The three stages would be fired in sequence to send the spacecraft toward Mars. This would all have to occur in a launch window extending from 5 September to October 1975. The coast to Mars would take 130 days, with flyby occurring between 23 January and 4 February 1976.
Three 45 kg impact probes, a 4500 kg orbiter, a 567 kg lander, and a 5450 kg Mars Surface Sample Returner would be released toward Mars. The MSSR would return a 1 kg sample to the spacecraft, where it would be studied during the coast back to earth.
The MSSR would be an unmanned versions of the FLEM Mars flyby lander.

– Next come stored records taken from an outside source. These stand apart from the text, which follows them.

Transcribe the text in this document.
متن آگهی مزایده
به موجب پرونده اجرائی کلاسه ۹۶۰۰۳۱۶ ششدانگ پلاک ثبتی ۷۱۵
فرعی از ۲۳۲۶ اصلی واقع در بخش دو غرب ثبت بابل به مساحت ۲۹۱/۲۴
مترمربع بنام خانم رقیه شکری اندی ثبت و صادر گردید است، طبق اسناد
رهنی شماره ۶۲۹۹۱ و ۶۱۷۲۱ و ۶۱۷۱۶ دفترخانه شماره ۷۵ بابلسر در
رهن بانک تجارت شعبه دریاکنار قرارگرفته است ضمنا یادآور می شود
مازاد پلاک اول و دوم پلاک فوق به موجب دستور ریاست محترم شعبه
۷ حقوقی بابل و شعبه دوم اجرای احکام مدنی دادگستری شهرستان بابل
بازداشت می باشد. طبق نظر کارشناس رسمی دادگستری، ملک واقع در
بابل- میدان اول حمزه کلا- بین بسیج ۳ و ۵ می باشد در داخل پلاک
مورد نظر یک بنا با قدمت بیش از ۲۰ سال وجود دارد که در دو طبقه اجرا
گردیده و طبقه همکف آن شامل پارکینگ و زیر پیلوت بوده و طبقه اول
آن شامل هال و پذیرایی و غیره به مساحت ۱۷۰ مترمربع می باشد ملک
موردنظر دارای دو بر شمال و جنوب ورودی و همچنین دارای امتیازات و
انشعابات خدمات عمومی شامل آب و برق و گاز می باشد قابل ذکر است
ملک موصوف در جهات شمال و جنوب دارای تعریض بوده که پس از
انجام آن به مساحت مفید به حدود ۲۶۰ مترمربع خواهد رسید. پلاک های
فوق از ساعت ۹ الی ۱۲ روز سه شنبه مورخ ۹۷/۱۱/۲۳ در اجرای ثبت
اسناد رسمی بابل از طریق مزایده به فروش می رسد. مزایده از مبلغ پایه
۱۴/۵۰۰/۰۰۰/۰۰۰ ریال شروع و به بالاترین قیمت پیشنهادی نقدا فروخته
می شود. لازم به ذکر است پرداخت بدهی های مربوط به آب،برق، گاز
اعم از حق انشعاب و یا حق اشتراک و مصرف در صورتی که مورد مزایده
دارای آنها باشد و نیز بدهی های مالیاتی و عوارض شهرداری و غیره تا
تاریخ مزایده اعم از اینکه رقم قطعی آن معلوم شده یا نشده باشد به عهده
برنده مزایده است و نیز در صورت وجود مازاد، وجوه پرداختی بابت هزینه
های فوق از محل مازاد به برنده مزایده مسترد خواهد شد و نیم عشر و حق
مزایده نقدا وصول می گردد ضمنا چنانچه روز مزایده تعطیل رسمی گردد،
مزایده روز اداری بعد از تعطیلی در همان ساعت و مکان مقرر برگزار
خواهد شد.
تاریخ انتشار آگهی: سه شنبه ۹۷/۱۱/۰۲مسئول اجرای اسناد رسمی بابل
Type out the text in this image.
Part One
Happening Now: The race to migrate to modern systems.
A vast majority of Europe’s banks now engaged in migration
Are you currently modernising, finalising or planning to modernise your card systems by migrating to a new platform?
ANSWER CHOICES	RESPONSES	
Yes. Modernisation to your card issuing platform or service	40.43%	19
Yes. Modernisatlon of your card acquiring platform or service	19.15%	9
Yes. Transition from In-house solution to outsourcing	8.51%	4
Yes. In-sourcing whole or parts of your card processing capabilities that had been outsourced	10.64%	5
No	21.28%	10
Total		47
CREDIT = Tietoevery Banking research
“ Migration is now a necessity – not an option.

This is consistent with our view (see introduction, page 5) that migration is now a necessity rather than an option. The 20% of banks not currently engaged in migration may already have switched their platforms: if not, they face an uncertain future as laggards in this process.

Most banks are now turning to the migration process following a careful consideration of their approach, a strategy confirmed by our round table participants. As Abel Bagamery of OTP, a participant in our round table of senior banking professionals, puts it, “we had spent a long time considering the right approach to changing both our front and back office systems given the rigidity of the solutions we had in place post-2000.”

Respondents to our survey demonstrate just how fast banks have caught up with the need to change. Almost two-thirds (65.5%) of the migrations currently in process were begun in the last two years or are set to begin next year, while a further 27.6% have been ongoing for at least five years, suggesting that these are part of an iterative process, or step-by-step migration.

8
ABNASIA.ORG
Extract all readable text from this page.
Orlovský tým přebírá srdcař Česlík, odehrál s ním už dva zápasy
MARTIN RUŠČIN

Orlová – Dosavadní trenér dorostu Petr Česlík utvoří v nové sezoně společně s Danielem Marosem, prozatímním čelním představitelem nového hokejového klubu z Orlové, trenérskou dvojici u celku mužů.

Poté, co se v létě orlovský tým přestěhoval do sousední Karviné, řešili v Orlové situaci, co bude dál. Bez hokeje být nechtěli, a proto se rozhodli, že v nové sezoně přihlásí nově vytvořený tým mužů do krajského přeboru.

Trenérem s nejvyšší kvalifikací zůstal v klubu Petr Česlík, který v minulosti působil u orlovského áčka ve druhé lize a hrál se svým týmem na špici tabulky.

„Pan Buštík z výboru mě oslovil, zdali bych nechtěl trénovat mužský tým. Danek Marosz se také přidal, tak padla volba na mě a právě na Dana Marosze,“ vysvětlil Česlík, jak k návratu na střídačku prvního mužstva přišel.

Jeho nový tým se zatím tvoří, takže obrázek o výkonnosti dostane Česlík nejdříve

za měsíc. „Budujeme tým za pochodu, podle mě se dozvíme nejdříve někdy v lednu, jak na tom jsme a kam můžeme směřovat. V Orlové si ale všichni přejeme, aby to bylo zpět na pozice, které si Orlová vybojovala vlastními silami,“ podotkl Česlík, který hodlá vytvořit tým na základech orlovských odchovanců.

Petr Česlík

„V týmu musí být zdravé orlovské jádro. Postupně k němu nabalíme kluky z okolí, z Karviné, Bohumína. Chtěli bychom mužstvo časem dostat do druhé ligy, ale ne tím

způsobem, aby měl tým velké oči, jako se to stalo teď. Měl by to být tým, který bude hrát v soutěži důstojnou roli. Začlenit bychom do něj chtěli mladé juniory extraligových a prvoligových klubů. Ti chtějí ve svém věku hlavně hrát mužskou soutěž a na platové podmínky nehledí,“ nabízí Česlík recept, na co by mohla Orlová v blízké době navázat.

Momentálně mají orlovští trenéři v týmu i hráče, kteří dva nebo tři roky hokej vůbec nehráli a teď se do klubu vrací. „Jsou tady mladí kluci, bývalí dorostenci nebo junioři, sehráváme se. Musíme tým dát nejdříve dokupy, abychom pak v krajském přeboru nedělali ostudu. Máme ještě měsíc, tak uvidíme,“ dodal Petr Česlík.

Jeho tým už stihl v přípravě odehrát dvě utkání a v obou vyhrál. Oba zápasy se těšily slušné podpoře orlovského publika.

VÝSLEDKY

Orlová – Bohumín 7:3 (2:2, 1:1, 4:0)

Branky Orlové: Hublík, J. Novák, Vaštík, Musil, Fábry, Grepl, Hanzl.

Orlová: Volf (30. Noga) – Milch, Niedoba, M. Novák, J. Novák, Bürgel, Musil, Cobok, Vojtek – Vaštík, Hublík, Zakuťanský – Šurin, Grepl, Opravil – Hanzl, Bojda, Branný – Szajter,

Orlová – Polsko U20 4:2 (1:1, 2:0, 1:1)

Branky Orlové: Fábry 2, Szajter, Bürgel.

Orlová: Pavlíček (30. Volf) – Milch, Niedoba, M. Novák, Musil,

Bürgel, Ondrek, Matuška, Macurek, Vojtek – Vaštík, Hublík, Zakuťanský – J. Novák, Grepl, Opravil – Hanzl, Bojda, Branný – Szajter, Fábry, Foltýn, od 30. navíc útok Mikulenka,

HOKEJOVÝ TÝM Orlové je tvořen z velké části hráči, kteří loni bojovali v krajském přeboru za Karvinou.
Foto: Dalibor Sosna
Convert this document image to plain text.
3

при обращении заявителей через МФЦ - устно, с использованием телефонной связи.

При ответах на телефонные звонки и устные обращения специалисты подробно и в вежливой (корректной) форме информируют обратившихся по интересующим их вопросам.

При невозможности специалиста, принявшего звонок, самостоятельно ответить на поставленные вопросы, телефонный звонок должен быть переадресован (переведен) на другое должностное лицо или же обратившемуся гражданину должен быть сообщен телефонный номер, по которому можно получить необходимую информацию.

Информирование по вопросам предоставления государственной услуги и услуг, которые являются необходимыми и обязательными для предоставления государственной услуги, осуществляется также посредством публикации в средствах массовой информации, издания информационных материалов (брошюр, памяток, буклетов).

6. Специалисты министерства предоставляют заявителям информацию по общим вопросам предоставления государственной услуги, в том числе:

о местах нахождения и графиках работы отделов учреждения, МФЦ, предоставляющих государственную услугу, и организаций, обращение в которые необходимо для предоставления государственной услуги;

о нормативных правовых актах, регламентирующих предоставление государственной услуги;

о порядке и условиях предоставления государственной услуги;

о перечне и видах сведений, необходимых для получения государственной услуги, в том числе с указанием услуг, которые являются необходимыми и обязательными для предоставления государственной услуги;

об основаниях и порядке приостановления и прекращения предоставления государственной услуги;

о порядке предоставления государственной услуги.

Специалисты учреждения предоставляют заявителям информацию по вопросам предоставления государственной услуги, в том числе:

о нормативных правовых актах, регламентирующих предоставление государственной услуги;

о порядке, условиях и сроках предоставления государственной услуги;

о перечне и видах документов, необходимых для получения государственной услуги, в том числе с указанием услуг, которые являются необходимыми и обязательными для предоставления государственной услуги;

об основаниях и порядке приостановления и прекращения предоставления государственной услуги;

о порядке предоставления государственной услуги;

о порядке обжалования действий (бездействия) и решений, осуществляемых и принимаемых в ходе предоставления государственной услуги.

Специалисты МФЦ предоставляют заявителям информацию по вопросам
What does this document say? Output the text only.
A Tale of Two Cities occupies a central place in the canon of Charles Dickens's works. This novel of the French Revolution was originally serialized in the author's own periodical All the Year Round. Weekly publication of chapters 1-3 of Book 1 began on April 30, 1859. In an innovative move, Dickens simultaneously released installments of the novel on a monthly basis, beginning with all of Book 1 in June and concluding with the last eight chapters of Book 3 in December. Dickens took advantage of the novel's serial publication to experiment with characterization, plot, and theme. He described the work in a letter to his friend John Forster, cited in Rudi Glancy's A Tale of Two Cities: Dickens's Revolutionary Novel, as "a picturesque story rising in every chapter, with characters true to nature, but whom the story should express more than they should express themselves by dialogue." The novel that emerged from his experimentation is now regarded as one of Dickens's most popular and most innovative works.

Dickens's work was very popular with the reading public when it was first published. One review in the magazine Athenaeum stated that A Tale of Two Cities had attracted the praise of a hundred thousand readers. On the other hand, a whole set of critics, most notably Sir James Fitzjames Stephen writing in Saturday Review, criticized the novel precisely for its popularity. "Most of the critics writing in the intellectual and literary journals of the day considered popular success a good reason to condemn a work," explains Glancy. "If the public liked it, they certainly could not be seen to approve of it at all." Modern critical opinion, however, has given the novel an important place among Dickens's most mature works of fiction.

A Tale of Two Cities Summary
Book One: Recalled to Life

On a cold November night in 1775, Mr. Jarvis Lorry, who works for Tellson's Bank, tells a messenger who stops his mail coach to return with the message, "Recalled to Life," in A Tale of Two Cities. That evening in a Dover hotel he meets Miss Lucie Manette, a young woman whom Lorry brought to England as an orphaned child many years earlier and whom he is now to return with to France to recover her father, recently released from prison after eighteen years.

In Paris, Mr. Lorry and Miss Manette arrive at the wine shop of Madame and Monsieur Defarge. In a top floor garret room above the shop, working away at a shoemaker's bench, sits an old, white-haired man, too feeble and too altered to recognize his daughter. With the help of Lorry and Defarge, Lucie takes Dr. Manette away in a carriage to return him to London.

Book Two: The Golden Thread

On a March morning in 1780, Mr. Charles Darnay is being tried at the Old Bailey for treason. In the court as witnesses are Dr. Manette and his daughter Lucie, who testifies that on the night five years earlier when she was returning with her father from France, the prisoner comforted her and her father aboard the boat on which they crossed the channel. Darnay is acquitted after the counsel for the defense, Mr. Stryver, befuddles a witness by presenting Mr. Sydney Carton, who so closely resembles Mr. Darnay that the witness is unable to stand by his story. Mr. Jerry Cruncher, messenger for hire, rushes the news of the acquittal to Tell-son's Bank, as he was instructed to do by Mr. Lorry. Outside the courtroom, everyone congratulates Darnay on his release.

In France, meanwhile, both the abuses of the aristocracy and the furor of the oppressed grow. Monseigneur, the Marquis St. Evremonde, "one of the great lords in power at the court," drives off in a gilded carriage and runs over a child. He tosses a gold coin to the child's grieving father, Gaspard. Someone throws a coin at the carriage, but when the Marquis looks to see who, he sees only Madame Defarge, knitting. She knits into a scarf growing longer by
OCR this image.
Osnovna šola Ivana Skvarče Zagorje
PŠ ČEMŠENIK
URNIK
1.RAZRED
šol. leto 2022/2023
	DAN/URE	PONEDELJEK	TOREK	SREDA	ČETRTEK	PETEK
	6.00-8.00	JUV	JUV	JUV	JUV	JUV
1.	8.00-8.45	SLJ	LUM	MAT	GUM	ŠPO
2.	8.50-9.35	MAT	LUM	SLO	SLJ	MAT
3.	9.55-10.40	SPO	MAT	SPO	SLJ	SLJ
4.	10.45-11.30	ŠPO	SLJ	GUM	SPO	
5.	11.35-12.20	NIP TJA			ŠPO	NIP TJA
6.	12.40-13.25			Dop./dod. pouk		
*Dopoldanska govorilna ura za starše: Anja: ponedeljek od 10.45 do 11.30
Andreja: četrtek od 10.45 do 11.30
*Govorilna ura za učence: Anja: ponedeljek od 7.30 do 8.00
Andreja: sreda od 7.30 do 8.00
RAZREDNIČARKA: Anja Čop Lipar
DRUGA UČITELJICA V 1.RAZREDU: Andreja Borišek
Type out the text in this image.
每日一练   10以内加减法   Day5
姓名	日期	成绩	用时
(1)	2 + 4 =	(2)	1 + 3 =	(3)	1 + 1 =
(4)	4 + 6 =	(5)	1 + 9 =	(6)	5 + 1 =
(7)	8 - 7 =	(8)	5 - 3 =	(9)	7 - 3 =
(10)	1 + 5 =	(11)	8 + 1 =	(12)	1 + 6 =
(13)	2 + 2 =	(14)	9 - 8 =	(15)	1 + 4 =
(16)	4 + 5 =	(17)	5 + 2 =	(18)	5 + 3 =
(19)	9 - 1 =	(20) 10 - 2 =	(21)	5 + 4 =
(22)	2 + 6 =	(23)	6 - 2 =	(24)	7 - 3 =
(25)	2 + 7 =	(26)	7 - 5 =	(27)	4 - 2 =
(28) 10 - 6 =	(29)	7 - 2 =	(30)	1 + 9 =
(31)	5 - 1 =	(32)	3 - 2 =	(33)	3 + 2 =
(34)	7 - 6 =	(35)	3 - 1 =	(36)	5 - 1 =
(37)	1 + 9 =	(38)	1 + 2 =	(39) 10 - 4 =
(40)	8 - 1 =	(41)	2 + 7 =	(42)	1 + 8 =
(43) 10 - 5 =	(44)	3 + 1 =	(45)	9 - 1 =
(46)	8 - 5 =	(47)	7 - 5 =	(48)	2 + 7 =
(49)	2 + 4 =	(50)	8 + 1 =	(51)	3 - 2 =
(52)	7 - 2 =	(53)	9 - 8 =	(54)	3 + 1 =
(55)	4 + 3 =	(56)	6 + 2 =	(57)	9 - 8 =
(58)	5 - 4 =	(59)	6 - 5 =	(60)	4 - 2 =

MSSR would be released weeks before the flyby, land, but then rocket off the Martian surface with the sample 5 minutes after closest approach of the flyby spacecraft. 17 minutes later it would be in solar orbit, a few kilometers ahead of the flyby spacecraft. The flyby would rendezvous with it and snare it with a boom-mounted docking ring, which would then move it to the lateral docking port. The return coast would take the crew out into the asteroid belt, allowing studies to be made there, before returning to earth on 18 July 1977.